On Fri, 13 Oct 2006 12:01:09 +0200, Sebastian Gottschalk
<> wrote:

>Jim Watt wrote:
>
>> For most purposes the use of a disk password would be
>> give adequate protection, no overhead on legitimate use
>> and no additional cost.
>
>adequate == none? Just moves the plates to another electronic board and
>you've got full access. Even I'm competent enough to do that.

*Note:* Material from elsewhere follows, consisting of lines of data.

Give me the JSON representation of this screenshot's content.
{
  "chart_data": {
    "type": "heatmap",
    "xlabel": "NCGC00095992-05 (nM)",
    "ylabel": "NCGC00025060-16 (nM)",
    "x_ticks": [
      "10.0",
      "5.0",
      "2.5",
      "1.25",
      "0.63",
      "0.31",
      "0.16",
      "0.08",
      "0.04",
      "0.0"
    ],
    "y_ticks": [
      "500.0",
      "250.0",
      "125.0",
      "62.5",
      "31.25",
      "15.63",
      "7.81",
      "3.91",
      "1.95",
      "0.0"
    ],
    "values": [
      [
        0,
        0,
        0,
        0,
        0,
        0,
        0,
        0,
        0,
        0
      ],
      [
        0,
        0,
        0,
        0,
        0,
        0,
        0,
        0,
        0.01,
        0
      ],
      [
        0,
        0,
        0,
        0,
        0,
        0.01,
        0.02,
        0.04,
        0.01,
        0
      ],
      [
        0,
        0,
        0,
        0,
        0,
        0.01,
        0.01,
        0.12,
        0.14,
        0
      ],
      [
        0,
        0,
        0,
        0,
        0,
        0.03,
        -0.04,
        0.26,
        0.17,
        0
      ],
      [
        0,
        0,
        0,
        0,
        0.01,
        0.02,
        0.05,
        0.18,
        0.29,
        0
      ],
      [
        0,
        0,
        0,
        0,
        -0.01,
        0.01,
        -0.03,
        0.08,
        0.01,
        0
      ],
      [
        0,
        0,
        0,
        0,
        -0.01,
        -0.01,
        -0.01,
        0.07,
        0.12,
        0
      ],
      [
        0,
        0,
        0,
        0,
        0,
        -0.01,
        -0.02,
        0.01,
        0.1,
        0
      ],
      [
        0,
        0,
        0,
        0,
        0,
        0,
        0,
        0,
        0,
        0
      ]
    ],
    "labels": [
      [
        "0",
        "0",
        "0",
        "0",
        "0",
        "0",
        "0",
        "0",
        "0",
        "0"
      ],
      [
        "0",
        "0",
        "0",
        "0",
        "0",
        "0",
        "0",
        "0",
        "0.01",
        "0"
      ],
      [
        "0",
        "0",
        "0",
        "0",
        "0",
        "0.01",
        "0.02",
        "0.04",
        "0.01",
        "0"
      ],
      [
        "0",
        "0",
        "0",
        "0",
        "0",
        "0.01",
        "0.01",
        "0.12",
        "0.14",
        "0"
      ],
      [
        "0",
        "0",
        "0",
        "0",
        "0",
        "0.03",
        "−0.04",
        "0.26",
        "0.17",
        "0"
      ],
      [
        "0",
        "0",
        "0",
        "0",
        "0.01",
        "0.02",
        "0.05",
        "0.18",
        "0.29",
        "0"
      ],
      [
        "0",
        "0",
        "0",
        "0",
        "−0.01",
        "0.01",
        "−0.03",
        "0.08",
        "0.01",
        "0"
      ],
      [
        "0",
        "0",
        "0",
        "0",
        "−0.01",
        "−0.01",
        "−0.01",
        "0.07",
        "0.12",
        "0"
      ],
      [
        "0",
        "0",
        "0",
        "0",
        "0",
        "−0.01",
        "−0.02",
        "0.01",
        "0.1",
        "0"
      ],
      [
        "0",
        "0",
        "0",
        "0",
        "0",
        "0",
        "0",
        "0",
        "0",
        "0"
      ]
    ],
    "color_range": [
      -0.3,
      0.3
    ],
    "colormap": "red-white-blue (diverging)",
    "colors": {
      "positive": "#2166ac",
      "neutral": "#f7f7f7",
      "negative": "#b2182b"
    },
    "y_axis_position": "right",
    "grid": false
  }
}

But you are incapable of removing malware without flattening
the system ...

However, these days drive electronics are not interchangable
and its the control board you would need to change, rather
than opening the enclosure and whipping out the platters
(to give them the correct name)

There are better ways around it, but not for the average
or even above average laptop thief.
--
Jim Watt
http://www.gibnet.com

> > After Full Disk Encryption, I DON'T think you can simply move the
> > platters to different board and you get full access. I think you are
> > talking about ATA Drive Lock
>
> Exactly that's what the IBM password lock thing is about.

However I will add that Seagate's FDE.2 drives encrypt everything by
default before "placing it on the platter" So the mere act of enabling
ATA Drive Lock on a Seagate FDE.2 drive does the trick. Even if you
take out the platters and place it in a different enclosure you won't
be able to access the data.
See:
http://www.seagate.com/docs/pdf/mark...400_fde_bb.pdf

Also Seagate has plugged all the known ATA Drive Lock hacks (as far as
I know).

saqib
http://www.full-disk-encryption.net

Saqib Ali wrote:

>>> After Full Disk Encryption, I DON'T think you can simply move the
>>> platters to different board and you get full access. I think you are
>>> talking about ATA Drive Lock
>>
>> Exactly that's what the IBM password lock thing is about.
>
> However I will add that Seagate's FDE.2 drives encrypt everything by
> default before "placing it on the platter" So the mere act of enabling
> ATA Drive Lock on a Seagate FDE.2 drive does the trick. Even if you
> take out the platters and place it in a different enclosure you won't
> be able to access the data.
> See:
> http://www.seagate.com/docs/pdf/mark...400_fde_bb.pdf

Reading that, it seems to suck:
- can interfere with TPM
- of course it can't be snoop-proof as claimed
- proprietary scheme
- most likely it's ECB and has no MAC
- stupid talking about buzzwords like "intellectual property"

> Also Seagate has plugged all the known ATA Drive Lock hacks (as far as
> I know).

So what? You also always read, change and write back the firmware.